When Congresswoman Geraldine Ferraro was chosen at Walter Mondale's Vice Presidential running mate in 1984, I cried. I found Second Wave Feminism in the '60s, and the idea of a woman actually running for a national office of that magnitude struck many of us as a great accomplishment that women of my generation could barely have imagined possible.

But even before that, in 1972, I campaigned for the first African-American woman to serve in the U.S. Congress, the late Shirley Chisholm of Brooklyn, in her bid for the presidency in the primaries. Congresswoman Chisholm gave this speech in support of the Equal Rights Amendment in 1970, and in spite of our now having many, but not enough, women in the Senate, the House, governors' mansions, state legislatures, city halls and school boards, we still have not managed to pass an amendment to the Constitution guaranteeing our equal rights as women.
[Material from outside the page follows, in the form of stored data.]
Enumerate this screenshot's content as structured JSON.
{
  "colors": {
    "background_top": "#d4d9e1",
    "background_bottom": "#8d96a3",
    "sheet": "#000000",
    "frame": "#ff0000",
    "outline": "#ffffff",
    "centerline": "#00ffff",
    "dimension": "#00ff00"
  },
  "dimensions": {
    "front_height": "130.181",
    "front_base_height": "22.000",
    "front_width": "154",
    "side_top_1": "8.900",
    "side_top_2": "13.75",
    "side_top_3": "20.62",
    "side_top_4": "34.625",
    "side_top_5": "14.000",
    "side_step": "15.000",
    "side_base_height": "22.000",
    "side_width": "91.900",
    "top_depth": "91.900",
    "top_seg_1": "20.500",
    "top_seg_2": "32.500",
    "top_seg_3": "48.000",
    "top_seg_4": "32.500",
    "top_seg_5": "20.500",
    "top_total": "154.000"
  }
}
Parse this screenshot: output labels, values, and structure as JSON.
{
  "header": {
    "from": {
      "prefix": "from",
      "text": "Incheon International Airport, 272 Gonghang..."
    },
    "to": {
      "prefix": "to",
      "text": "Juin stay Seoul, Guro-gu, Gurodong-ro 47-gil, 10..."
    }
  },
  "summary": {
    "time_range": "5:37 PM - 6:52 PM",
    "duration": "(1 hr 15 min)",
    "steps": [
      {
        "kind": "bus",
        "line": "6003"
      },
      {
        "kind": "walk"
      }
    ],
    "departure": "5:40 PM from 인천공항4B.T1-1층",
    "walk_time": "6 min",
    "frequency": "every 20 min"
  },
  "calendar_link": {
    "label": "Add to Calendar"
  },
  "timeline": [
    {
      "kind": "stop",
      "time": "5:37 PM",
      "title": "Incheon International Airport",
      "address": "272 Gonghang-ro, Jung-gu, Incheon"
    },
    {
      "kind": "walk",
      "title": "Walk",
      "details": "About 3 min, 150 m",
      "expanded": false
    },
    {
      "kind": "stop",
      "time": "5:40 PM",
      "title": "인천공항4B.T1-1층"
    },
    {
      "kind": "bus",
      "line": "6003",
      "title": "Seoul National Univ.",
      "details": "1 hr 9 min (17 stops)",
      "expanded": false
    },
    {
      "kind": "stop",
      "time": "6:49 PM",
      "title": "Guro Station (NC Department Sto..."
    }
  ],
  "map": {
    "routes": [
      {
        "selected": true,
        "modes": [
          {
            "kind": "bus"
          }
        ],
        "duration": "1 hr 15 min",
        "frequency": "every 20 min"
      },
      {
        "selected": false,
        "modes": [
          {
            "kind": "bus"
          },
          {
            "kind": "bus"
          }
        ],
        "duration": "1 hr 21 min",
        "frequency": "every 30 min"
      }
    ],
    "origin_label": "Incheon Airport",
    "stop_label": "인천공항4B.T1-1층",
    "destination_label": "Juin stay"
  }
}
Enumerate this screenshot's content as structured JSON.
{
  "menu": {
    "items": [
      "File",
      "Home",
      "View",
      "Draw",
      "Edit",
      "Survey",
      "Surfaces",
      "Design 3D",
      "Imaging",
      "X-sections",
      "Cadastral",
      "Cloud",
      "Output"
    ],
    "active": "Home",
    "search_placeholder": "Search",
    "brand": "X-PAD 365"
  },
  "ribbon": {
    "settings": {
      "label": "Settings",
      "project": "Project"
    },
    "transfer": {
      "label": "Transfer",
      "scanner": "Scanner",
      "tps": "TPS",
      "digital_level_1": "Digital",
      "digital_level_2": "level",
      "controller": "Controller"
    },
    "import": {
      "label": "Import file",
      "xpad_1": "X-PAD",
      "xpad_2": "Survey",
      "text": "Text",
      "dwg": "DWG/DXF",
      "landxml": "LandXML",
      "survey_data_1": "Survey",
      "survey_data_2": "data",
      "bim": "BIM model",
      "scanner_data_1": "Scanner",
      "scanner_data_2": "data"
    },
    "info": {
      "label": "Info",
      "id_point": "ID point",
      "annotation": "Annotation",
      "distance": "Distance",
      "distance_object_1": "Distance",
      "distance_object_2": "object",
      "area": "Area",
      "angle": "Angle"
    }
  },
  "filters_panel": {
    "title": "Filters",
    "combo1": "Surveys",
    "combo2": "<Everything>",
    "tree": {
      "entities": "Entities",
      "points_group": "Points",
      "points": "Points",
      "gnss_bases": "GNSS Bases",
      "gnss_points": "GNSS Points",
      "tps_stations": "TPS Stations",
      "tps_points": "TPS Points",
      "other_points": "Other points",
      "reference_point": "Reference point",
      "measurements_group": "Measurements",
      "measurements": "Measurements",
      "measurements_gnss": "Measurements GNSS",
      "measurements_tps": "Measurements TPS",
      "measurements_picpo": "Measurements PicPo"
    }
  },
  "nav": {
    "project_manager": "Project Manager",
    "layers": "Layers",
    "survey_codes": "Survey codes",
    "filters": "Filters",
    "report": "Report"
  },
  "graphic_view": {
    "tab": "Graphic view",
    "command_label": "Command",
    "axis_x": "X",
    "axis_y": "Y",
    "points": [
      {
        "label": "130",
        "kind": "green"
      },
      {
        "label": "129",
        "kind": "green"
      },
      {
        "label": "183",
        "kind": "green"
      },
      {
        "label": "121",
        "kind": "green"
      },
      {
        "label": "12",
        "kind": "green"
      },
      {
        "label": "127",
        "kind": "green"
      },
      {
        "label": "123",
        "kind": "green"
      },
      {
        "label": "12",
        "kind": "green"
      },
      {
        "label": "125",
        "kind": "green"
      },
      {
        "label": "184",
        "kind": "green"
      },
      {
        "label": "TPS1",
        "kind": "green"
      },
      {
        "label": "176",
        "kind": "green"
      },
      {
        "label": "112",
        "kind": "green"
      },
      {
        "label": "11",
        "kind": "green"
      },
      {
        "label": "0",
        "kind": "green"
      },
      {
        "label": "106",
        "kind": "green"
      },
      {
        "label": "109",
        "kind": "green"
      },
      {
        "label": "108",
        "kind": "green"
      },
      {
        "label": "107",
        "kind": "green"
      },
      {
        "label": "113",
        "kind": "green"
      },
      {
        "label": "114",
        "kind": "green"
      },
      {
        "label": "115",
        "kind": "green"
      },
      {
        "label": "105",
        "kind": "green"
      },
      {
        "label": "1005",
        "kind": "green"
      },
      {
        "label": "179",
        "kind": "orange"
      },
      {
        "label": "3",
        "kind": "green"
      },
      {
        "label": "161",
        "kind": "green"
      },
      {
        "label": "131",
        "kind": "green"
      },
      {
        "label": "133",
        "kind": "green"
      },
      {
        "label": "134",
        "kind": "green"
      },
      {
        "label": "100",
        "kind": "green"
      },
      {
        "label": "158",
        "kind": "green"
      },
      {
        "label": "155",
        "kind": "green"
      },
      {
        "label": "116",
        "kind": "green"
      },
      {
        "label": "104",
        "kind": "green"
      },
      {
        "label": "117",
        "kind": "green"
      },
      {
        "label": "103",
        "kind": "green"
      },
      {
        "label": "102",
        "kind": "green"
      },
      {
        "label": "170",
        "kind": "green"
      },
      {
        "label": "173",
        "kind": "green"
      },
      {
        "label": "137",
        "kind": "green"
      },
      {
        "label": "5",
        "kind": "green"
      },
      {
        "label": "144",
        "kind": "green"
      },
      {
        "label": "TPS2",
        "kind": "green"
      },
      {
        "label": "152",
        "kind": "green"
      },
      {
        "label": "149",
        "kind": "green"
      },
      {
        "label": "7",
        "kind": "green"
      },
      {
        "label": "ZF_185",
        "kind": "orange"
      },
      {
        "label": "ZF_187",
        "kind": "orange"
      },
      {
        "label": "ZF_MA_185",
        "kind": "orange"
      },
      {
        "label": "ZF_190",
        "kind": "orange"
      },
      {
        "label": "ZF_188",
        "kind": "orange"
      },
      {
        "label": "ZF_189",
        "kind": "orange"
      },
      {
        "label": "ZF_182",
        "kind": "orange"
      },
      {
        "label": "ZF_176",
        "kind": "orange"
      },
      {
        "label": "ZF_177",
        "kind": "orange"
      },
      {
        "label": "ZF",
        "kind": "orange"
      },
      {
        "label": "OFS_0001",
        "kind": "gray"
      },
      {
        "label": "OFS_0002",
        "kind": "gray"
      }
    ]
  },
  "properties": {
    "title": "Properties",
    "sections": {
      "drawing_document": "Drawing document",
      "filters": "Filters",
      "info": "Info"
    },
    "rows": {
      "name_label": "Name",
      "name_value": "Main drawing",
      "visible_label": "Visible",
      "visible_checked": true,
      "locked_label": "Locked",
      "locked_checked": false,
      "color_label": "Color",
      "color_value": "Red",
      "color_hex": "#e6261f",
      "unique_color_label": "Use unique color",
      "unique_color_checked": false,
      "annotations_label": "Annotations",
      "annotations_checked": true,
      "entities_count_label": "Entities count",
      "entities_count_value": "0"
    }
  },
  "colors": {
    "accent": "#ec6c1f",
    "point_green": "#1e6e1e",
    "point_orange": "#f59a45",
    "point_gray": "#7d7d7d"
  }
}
I'm encouraged by Nancy Pelosi's accomplishment, her sense of optimism, and her energetic beginning. Recent conversations with younger women, my daughter and stepdaughter among them, and with friends of my vintage about their daughters' attitudes, lift my spirits and warm my heart. I'm on board with Third Wave Feminism. Let's keep the dialogue going. Let's keep up the pressure for our rights. Let's change culture.

Thank you, Madame Speaker, for your work, and for the role model you offer our daughters and granddaughters.